A su lado todo consistió en esperar que arreglara lo que rompía: mi corazón. Pero jamás sucedió. Más bien al contrario, lo fue rompiendo cada vez un poco más, alejándose y volviendo, como una chica pendular, dándome diez gramos de piel por cada tonelada de anhelo, dándome un terrón de delirio por cada nueve estanterías de cordura.
Yo abría su falda como quien mira a los ojos a un “tal vez”, pero a cada noche pasada junto a ella le seguían varias mañanas de distancia. Era imposible. Imposible como frenar un balonazo con un dedo. Imposible como un helado de viento, como un charco de ladrillos. No había semana en que su espalda no tuviera un portazo con mi dirección bien apuntada.
Podríamos habernos titulado “La cuadratura del abrazo”, “La locura que al fin supe provocarte”, “La tumba del olvido”, “La patria de la felicidad” o “El tesoro que acude a nuestras manos”.
Pudimos haberlo sido todo: París en góndola, leones en Manhattan, aves sin pasaporte o, simplemente, dos personas felices. Pero no lo fuimos, porque sentir no es propiedad de la razón y tu cabeza hacía demasiados viajes a las tierras del pasado, turismo entre recuerdos dolorosos.
Habría sido mejor si hubieras disparado hacia dentro, si aquella cacería tuya la hubieras emprendido contra tus temores, haber tachado en el calendario los días reservados a la pena.
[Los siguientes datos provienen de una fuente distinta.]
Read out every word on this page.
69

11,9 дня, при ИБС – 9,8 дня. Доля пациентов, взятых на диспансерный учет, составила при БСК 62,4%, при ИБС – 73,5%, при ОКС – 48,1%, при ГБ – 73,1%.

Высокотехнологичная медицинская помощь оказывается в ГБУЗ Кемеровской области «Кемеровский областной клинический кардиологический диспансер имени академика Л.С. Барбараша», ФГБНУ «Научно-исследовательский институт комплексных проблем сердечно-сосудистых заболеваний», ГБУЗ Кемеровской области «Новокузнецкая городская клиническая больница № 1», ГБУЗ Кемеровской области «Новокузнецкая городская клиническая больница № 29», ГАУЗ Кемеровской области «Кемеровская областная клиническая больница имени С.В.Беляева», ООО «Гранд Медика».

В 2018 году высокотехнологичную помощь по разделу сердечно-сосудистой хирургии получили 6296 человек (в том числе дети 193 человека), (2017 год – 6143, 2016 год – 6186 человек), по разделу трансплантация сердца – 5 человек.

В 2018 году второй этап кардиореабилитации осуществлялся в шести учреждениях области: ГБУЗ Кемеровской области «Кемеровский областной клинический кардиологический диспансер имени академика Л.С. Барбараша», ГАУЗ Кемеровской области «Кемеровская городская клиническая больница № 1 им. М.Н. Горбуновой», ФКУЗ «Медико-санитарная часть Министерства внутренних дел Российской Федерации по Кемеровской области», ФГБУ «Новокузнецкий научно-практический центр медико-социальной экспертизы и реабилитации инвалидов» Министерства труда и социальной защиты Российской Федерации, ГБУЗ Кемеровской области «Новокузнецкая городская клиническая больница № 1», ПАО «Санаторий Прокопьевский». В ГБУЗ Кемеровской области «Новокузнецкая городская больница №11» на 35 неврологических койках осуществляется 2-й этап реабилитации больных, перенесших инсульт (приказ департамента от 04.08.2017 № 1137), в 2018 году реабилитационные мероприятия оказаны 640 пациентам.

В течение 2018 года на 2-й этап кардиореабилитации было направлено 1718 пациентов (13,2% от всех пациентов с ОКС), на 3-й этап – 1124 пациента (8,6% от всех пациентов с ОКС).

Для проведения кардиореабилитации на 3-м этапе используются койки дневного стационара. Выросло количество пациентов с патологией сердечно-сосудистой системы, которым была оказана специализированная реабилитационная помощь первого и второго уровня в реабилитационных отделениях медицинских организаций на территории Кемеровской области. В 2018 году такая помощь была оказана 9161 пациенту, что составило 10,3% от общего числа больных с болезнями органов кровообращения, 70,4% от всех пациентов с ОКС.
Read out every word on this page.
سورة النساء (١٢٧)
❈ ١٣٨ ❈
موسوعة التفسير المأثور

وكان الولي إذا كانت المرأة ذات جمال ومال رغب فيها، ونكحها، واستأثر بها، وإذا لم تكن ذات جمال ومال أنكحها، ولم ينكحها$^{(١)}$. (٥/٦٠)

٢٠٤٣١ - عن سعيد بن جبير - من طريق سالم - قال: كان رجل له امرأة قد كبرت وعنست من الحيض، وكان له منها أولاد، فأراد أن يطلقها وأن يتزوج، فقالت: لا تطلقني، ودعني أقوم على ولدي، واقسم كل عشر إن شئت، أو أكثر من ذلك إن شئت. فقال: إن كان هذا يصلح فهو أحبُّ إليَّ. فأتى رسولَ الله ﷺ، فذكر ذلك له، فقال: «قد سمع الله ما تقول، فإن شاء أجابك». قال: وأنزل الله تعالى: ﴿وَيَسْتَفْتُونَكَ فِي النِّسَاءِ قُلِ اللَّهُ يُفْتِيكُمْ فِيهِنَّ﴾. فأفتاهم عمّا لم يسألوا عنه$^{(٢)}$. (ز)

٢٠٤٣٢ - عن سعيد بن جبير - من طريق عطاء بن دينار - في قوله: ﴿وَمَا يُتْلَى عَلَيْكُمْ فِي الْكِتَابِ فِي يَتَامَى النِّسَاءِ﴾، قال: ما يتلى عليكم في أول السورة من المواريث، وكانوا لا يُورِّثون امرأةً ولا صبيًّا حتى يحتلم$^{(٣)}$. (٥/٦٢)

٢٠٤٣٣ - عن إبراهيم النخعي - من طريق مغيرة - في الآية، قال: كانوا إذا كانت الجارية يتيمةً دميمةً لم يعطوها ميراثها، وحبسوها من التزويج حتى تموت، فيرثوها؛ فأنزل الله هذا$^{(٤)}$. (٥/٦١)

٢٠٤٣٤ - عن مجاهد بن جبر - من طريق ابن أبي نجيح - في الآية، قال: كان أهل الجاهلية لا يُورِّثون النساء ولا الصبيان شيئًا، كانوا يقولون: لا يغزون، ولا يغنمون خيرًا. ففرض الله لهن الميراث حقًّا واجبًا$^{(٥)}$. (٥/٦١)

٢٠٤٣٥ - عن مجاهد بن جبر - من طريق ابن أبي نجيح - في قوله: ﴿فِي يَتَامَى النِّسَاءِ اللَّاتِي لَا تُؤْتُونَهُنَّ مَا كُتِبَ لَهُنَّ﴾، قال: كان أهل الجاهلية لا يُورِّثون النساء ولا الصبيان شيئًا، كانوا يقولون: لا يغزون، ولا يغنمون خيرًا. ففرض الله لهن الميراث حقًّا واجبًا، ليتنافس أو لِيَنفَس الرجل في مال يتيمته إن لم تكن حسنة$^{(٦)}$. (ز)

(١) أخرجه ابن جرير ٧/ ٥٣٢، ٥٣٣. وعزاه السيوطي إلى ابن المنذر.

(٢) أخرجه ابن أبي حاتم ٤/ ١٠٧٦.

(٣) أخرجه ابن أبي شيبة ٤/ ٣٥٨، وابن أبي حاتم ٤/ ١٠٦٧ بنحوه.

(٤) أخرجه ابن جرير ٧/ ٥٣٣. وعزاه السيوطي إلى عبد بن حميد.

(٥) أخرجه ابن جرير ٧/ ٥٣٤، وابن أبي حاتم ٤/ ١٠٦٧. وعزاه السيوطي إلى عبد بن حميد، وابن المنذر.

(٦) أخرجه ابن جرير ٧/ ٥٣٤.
Y también habría sido mejor que yo no hubiera intentado tirar tu muro lanzando mi corazón como una piedra, haber dado por buena la derrota. Fue culpa de tus miedos, fue culpa de mi insistencia.
Podríamos habernos quedado con la copa, campeones de un juego en el que dos se entregan y gana el universo al ser pintado entero de belleza. Porque eso es lo que sucede cuando dos almas encajan: la belleza vuelve a ser de nuevo la única fotógrafa, la cronista del milagro, el fin y el medio, la conquista más bella que puede ser lograda en toda la galaxia.